Lathrop Realtors from our team recently read an article about the housing market and the shift to having housemates. As we read this article, it got us talking about trends in real estate and where the market is headed:
The end of the eviction moratorium put millions of tenants at risk of losing their homes. That risk remains, but the expected avalanche of evictions has not arrived. In September, once the ban expired, new eviction filings were up 8.7% over August, yet the total number of eviction cases is still only half what it was in the same period before the pandemic.
The real eviction rate could be higher, as many state and local eviction moratoriums are still in place. But for now, the news is very good. A massive, nationwide wave of evictions would have put huge numbers of people on the hunt for new places to live at the same time amidst a period of record-low inventory (vacancy rates recently fell below 3% for the first time in three decades).
So, let’s weigh up on this. There is rising concern about the real estate market and the possibility of increased evictions. Here’s what we see thus far in 2022 and what we see going forward:
According to a report from Freddie Mac, annual rent growth is forecast to be 3.6% in 2022, with rent expected to rise in every U.S. market. The highest rent increases occurred in the following cities:
- Phoenix 8.2%
- Tampa 7.7%
- Las Vegas 7.4%
- Tucson 7.1%
Milwaukee and New York City suburbs saw the lowest rent growth rates, ranging between 2%-2.5%.
In California, rents increased as well, but the California Tenant Protection Act stipulates annual rent increases can be no more than 5% + local CPI (CPI = inflation rate), or 10%, whichever is lower. (This law was enacted on January 1, 2020 and expires January 1, 2030).
On September 30, 2021, the California eviction moratorium was ended, but Los Angeles extended its coronavirus eviction moratorium through December 2022. This prevents residential landlords from evicting tenants for nonpayment of rent, have unauthorized pets or occupants, or who cause a nuisance.

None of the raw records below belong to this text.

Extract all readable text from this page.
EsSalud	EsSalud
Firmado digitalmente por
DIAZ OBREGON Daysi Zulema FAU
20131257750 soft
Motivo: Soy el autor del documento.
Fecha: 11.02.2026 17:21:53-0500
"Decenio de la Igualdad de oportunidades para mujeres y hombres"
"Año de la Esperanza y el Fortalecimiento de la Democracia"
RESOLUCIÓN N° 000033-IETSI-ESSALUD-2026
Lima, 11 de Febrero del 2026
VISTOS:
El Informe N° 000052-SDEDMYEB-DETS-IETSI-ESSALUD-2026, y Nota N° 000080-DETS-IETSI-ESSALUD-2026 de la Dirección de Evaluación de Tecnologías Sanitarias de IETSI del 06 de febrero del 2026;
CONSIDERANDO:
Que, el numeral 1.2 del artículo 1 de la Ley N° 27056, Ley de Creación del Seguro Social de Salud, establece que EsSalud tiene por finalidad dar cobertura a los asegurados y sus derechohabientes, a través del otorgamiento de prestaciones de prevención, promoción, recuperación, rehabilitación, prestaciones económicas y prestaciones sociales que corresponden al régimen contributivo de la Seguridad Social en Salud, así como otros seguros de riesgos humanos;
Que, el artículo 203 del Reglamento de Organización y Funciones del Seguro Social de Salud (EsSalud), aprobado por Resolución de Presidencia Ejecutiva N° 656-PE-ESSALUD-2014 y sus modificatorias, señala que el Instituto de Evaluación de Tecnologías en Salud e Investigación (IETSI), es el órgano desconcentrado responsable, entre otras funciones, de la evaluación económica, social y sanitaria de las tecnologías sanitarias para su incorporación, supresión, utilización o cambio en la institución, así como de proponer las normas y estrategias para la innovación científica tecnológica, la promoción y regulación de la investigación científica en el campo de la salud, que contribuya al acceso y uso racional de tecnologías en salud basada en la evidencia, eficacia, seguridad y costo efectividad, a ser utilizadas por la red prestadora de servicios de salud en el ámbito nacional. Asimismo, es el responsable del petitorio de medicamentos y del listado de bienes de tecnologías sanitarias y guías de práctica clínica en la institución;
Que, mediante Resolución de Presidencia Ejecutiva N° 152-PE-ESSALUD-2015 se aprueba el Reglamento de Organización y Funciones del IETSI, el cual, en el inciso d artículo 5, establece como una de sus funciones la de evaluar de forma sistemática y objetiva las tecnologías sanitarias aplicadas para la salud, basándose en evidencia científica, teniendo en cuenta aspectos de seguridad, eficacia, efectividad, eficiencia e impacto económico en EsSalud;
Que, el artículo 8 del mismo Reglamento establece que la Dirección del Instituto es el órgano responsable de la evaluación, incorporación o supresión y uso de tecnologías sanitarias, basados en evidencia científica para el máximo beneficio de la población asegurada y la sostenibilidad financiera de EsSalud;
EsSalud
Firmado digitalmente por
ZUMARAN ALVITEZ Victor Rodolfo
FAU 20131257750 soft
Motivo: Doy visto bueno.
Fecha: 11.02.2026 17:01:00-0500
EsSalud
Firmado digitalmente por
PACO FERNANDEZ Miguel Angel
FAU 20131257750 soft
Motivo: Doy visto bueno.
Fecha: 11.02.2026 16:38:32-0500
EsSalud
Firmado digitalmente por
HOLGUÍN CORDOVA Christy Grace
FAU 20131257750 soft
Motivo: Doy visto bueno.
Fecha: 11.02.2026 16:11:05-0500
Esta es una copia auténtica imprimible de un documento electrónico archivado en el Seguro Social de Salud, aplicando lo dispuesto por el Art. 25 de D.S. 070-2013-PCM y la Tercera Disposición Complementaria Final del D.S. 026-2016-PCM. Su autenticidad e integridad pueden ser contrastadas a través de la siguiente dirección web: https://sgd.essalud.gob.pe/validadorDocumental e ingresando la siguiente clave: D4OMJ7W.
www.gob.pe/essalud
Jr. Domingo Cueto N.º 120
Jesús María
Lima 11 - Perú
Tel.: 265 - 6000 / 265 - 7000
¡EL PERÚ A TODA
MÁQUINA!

However, evictions across the country have increased in 2022, with some renters being forced to choose between paying rent or buying food. Others are looking to cut costs by living with family members.
Foreclosure filings have increased as well: According to data from ATTOM Data Solutions published in April 2022, there were a total of 30,674 U.S. properties with foreclosure filings — default notices, scheduled auctions, or bank repossessions across the United States. While this number is down 8% from the previous month, it increased 160% from April 2021.
Per the report, one in every 4580 housing units had a foreclosure filing in April 2022. Illinois, Ohio, and New Jersey had the highest foreclosure rates:
- Illinois: 1 every 2241 housing units
- New Jersey: 1 every 2292 housing units
- Ohio: 1 every 2585 housing units
- Indiana: 1 every 2660 housing units
- Nevada: 1 every 3043 housing units
California was ranked 12th in the nation, with one foreclosure per every 4,154 households.
Lathrop Realtors Predictions
The U.S. inflation rate is 8.5%, the highest in 40 years. The increased costs of food, utilities, rent, and other expenses will put a strain on households across the country. This could cause eviction and foreclosure rates to increase for the rest of 2022. We will continue to monitor this situation closely for any new updates.